Clogher Church (in ruins), Clogher, Co. Tipperary
Co. Tipperary |
Churches & Chapels
At the southern end of a north-south ridge in County Tipperary, a ruined limestone church sits with views rolling out in every direction, paired with a castle and bawn roughly 250 metres to the north along the same ridge.
A bawn is the fortified enclosure attached to a tower house or castle, and the proximity of church to castle here, linked by what appears to be a surviving trace of an old roadway across the intervening field, gives the site something of the feel of a planned landscape, two institutions of authority arranged along a spine of high ground.

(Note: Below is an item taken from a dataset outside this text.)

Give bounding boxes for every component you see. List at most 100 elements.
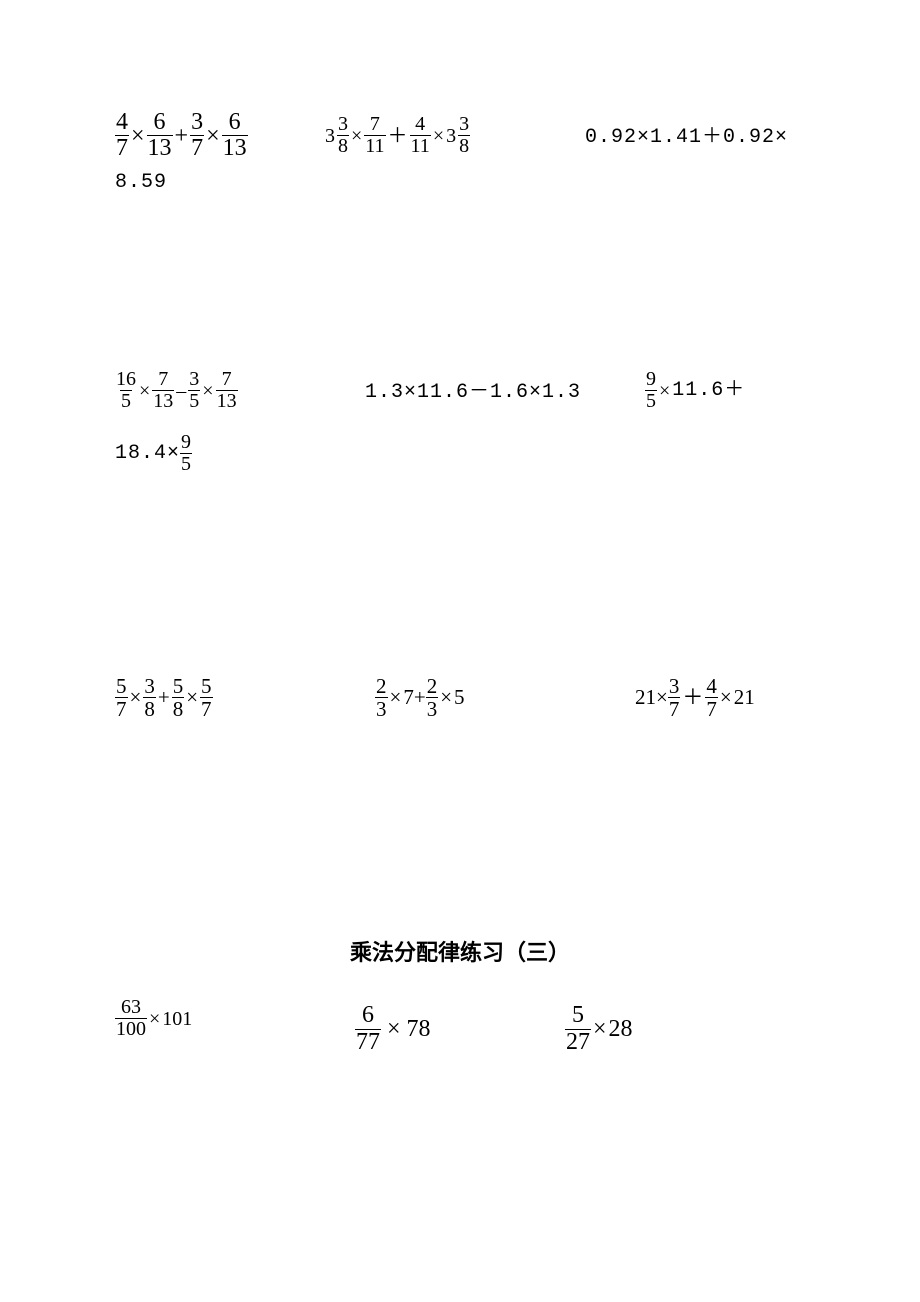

The church is rectangular, measuring approximately 10 metres north to south and nearly 22 metres east to west, built from roughly coursed limestone masonry with a base-batter, meaning the walls angle slightly outward at their base for added stability. Two doorways face each other across the interior, set west of centre in the north and south walls. The southern doorway was reconstructed during a clean-up scheme in 1991, while only the lower jambs of a chamfered limestone doorway remain on the north side. A chamfered edge is one cut at an angle, a small decorative and structural refinement that hints at more careful original craftsmanship than what now survives. The east gable has been reduced to just four courses of stone, and the original east window is entirely gone. There is a small rectangular aumbry, a recessed wall cupboard used to store liturgical vessels, at the east end of the south wall. When John O'Donovan recorded the site in the nineteenth century, published later in O'Flanagan's 1930 edition of his Tipperary letters, he found it already well gone, describing it as an uninteresting ruin of around three centuries' age with all its features destroyed and a large gap in the east gable. The west wall's interior face was repointed during the 1991 works, so what a visitor sees today is partly the result of that intervention as much as time.